Chlorofil opuszcza liście, pejzaż schnie w oczach, blask złota gaśnie. Tak, niedługo listopad, za którym nie przepadam. Ze szczególnym więc upodobaniem przypominam pewne piękne, kolorowe, dziewczyńskie spotkanie w letni dzień i… pewną chlorofilową historię. Zaczęła się niewinnie, od doświadczeń i obserwacji liścia, delikatnego wyciskania życiodajnych soków w moździerzu, przeniesienia ich na papier… Aż Iza z Emilowowarsztatowo pokusiła nas i zamarzyłyśmy o rozmachu i nieskrępowanych działaniach w ogrodzie. Podobieństwo zainteresowań naszych dzieciaków skłoniło nas do założenia stowarzyszenia kultu chlorofilu – choć oficjalnie niezarejestrowana, organizacja luźno działa w bliżej niezdefiniowany, spontaniczny sposób, opierając się na porywach pasji!
Długo oczekiwany dzień nadszedł! Oto zapiski z gry na cztery ręce, spotkania dusz sobie bliskich, wakacyjnej przyjaźni… Ciąg dalszy zabaw z chlorofilem, farbami domowej roboty z naturalnych składników, kręcenia zieleni w maszynce do mięsa, paprania się, malowania i stemplowania na tkaninie… Szczytem moich marzeń była girlanda, która zawisłaby w ogrodzie do końca lata, ale dziewczyny prysnęły już do innej zabawy 🙂
Tu wyznawca kultu chlorofilowego :)))
Poleciałyście dziewczyny w temacie i bardzo to chwalebne jest!

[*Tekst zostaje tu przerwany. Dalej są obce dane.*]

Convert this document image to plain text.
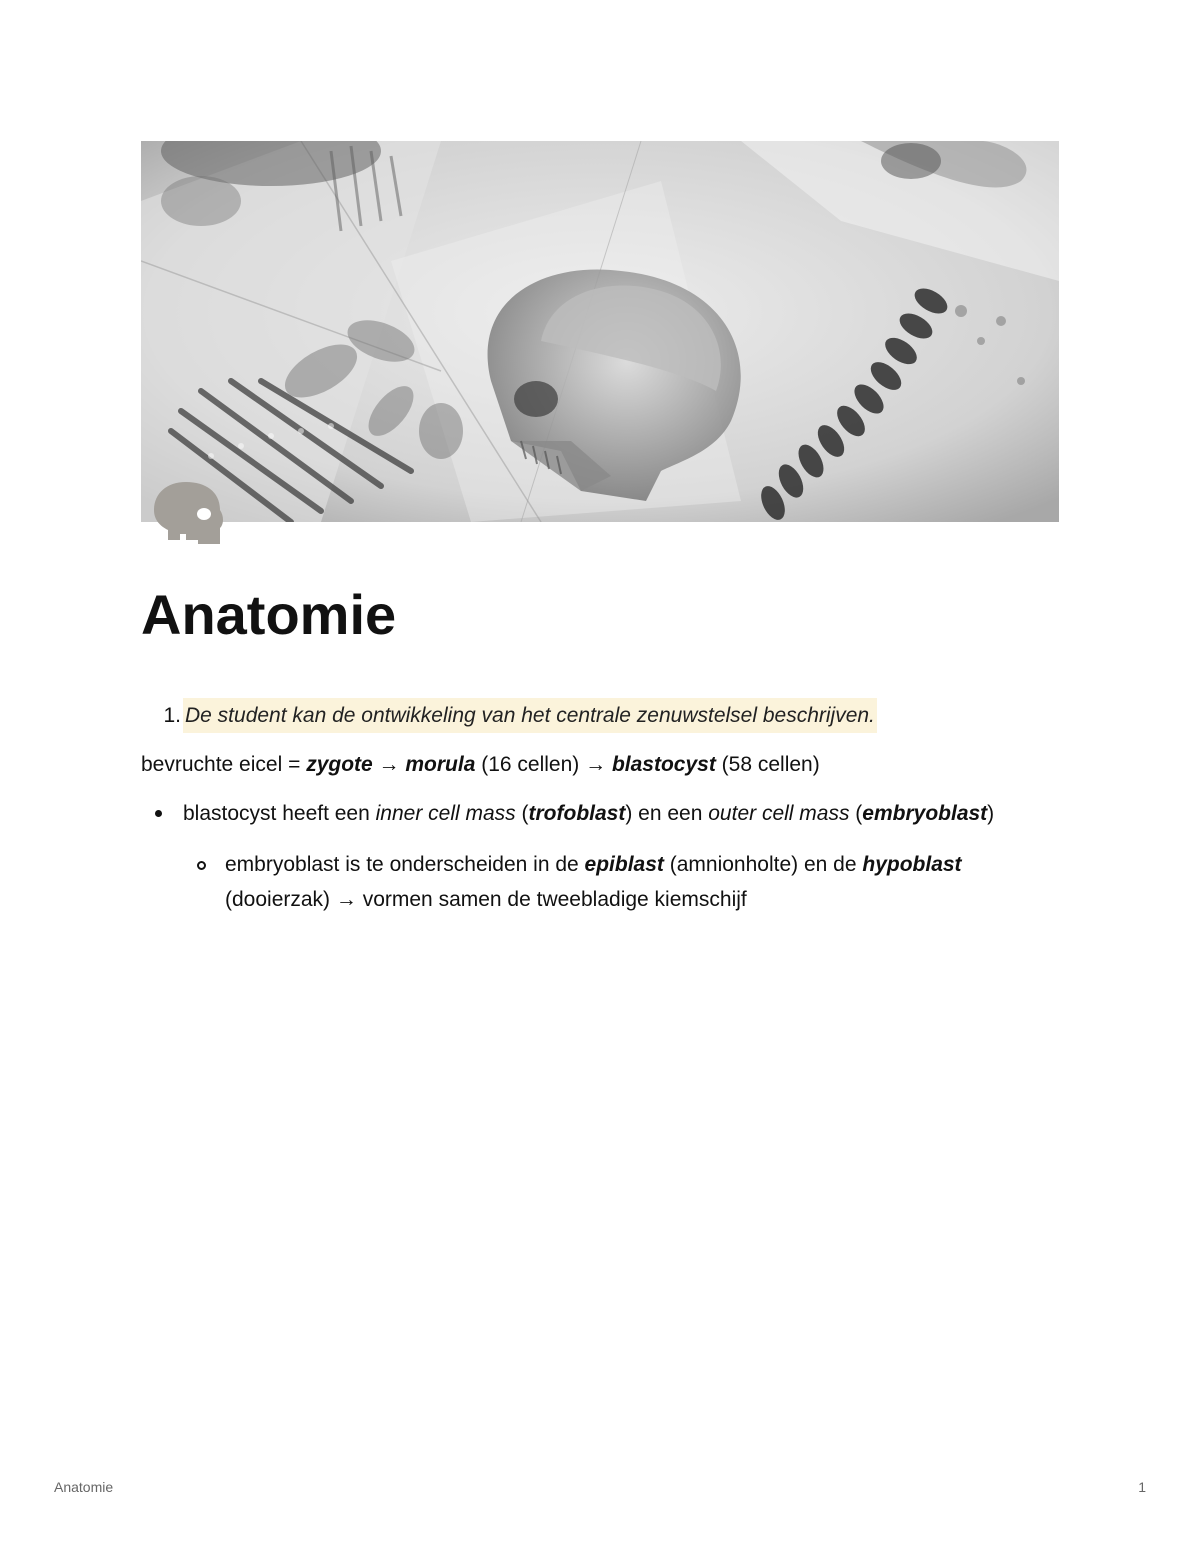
Anatomie
1. De student kan de ontwikkeling van het centrale zenuwstelsel beschrijven.

bevruchte eicel = zygote → morula (16 cellen) → blastocyst (58 cellen)

blastocyst heeft een inner cell mass (trofoblast) en een outer cell mass (embryoblast)
embryoblast is te onderscheiden in de epiblast (amnionholte) en de hypoblast (dooierzak) → vormen samen de tweebladige kiemschijf
Anatomie	1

Zabawa jak i efekty bajkowe!
A Mamy i tak swoje się przy tym nabawiły [ o to chodzi ] 🙂
Będziecie miały co wspominać tym okropnym listopadem :))
Latem odkryłam świetną farbę z nagietka. Gdzieś ostatnio widziałam cały zbiór roślin barwiących do wełny , muszę poszukać – przyda nam się do zabaw.
A młotkowaliście też rośliny?
Nie młotkowałyśmy, hehe, Iza, otwierasz przed nami kolejne drzwi 😉 pozdrawiamy!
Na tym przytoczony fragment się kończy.